In the latest of a series of attacks outside the West African nation’s traditional theatre of combat, two policemen and two civilians were killed on Saturday in the village of Bi, near the south-east border with Burkina Faso.
Investigators blamed the Macina Liberation Front (FLM), a new group that emerged earlier this year and has claimed responsibility for a number of attacks, some targeting security forces in central Mali.
The FLM, led by radical preacher Amadou Koufa, draws its support from the local Fulani people, and is linked to Ansar Dine, one of the Islamist groups that briefly took control of Mali’s vast arid north in 2012.
Security agents hunting Koufa, from central Mali, and Souleymane Keita, a southerner who commands the “Khalid Ibn al-Walid” combat unit, say the fugitive commanders learned their trade waging jihad during the 2012 conflict.
Students in the art of guerilla warfare under the Tuareg warlord Iyad Ag Ghaly, Ansar Dine’s leader, they returned to their respective homes, recruiting trainee jihadists from their own communities.
“We are actively looking for them. They are in contact with Iyad Ag Ghaly to sow terror in the centre and south of the country, but we have already dismantled a major part of these groups, which operate in tandem,” a police commander told AFP.
Seven Malian jihadists arrested in August in neighbouring Ivory Coast and extradited admitted being members of Khalid Ibn al-Walid, according to a source close to the case, and to having taken part in jihadist attacks in southern and central Mali.
Their confessions led to the arrest of three men at the beginning of September, presented as the masterminds of recent attacks in the capital Bamako against a United Nations residence and several security posts.
The backgrounds of the three suspects points to their links with the Islamists of the north, say investigators.
One, aged 35, is said to be the “number two” in the FLM and, significantly, a former member of the “Islamic police” in the northern city of Timbuktu during the Islamic rebels’ occupation, alongside Souleymane Keita.
A large consignment of weapons was found at the home of another, a 33-year-old, considered the attackers’ logistics expert.
Mali’s decades-old Tuareg-led rebellion teamed up with armed Islamist extremists in the north in 2012 and declared independence for Azawad, the name they give their homeland, but the alliance was short-lived.
More interested in sharia than independence, the al-Qaeda-linked groups overpowered the Tuareg and planted their own black flags across the north, ruling with brutal repression until France sent in 4,000 troops in January 2013 to drive them out.
But swathes of land remain still outside the control of Malian and foreign forces.
Long concentrated in the north, jihadist attacks have spread since the beginning of the year to the centre, and then from June to the south, said Human Rights Watch.
According to investigators, fighters from both groups are able to move discreetly and silently across the country.
“Since most have black skin, they travel unarmed down to the south, so as not to arouse suspicion.
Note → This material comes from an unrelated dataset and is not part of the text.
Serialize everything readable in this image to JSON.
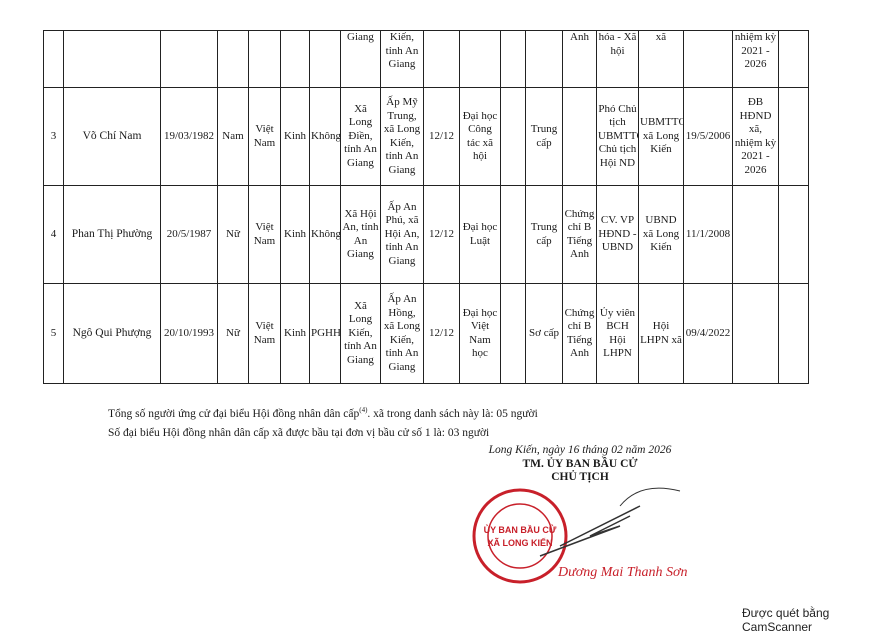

Once there, they manage to get hold of weapons and conduct operations,” one told AFP.
Koufa and Keita exert a great influence among the disenfranchised, mainly impoverished youth of their regions, according to a defence ministry official.
Koufa, who is hiding out in the Mopti region, near the Burkina Faso border, attracts young Fulani seduced by his fiery sermons broadcast on local radio stations.
In a Fulani-language recording recently obtained by AFP, he called on his followers to target French interests.
“He has promised to all those young people in training in camps in the Mopti region that he would restore the Fulani empire of Macina, creating a Fulani caliphate,” said a security source.
At least ten people have been killed in attacks attributed to the FLM in the last nine months in cities across Mali’s central region.
A Koufa loyalist told AFP he had taken part in an attack on the Hotel Byblos in the central town of Sevare in August that left four UN subcontractors dead.
Both groups planned to kidnap foreign nationals in the south in August but were foiled by intelligence operatives, according to another security source in Mali.